Rewarding: Washington City Council Chairman Vincent C. Gray (left) congratulates LEAP award recipient Cornelius Gaskins. The award, named after Gray, provides annual educational support to disabled city youths attending college.
Objective: Help disabled youth in the Washington, D.C., area in their transition to adulthood by providing them goods and services through a network of community partners.
Nutshell: The HSC Foundation partners with community organizations that are able to recognize immediately when young adults with disabilities have roadblocks to a successful transition to adulthood. The organizations can then use HSC Foundation’s funding to purchase goods and services that will help the youth overcome the obstacle. The goods and services may be a laptop computer, new professional clothing for job interviews, equipment for a new business venture, a PDA for time management or other items the government won’t pay for when it comes to assisting those with disabilities. Often, these LEAP awards can make the difference between a young person successfully getting a job or going to college.
Where It Happens: The HSC Foundation is based in Washington D.C., but by partnering with community organizations throughout the expanded metropolitan area, its LEAP program reaches as far north as Baltimore and as far south as Richmond, Va.
When It Began: LEAP initially launched in 2002, but it wasn’t until 2007 that it focused specifically on youth with disabilities.
Who Started It and Who Runs It: The HSC Foundation has existed in some form through its operating subsidiaries for more than 125 years. It originally opened its doors as the Children’s Country Home to provide respite for ailing children. Over time, it adopted a broader focus on health care for children. The HSC Foundation has a total of 12 paid staff members, including President and CEO Thomas W. Chapman. Three of those staff members manage LEAP, but they also work with volunteers during fund-raising events.
Obstacles: When LEAP began, the HSC Foundation tried to administer the program. However, because the foundation is not a direct service provider, it did not know the applicants who were requesting the goods and services. It became increasingly difficult to decide who should get the awards. The application and review process was so lengthy that, many times, the need had passed before a decision was made on a request.
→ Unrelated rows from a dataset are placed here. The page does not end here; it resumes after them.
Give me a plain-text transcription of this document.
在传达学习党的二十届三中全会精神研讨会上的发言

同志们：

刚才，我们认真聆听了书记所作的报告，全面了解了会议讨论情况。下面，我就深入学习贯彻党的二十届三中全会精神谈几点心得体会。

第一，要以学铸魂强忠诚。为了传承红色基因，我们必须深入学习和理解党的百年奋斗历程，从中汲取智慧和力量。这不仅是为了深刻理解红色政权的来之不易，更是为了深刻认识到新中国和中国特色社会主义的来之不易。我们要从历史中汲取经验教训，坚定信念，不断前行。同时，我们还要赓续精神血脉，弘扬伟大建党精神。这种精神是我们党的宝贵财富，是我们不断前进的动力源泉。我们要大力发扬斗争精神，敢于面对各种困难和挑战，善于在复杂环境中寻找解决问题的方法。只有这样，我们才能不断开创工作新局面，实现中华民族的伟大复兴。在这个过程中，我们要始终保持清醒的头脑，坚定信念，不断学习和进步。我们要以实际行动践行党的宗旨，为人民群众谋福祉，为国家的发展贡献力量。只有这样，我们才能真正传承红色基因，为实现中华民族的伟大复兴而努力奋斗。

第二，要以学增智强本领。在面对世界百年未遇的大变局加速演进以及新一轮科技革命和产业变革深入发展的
How They Overcame It: LEAP was adapted so the program could be managed by community partners. These community organizations regularly serve youth with disabilities and, in many cases, they interact with the entire family. By having the community partners implement LEAP, the HSC Foundation became more confident that the awardees selected were the most in need and that a LEAP award would make the most impact in the transition to adulthood for the youth who received it.
Cost: In 2009, LEAP operated on a $242,000 budget.
Who Pays: The HSC Foundation is funded through an endowment, and LEAP is primarily funded by the foundation. It holds an annual fundraiser in the form of a LEAP Awards Evening, and the sponsors for the program and awards evening include CSX Corporation; GEICO; Grossberg, Yochelson, Fox & Beyda, LLP; Kaiser Permanente; PHNS; Drinker Biddle & Realth, LLP; Powers Pyles Sutter & Verville PC; AlignStaffing; Epstein, Becker & Green, PC; and New Hampshire Pharmacy & Medical Equipment. Individual donors also contribute.
Youth Served: LEAP serves youth with disabilities between the ages of 14 and 26, often from low-income, underserved communities. LEAP has assisted more than 160 disabled youths this year.
Youth Turn-On: LEAP award recipients are getting a good or service that no one else will pay for and that their families can not afford. These awards make a huge difference when that recipient youth is trying to get into college or just do better in college, get a job, or explore the possibility of living on his own for the first time.
Youth Turn-Off: Although the HSC Foundation stays committed to LEAP growing, it isn’t able to award all youths with a disability what they have requested. Additionally, if an individual does not receive services from one of the community partners, he or she may not have access to the program. The HSC Foundation is continually looking for new community partners to expand its reach.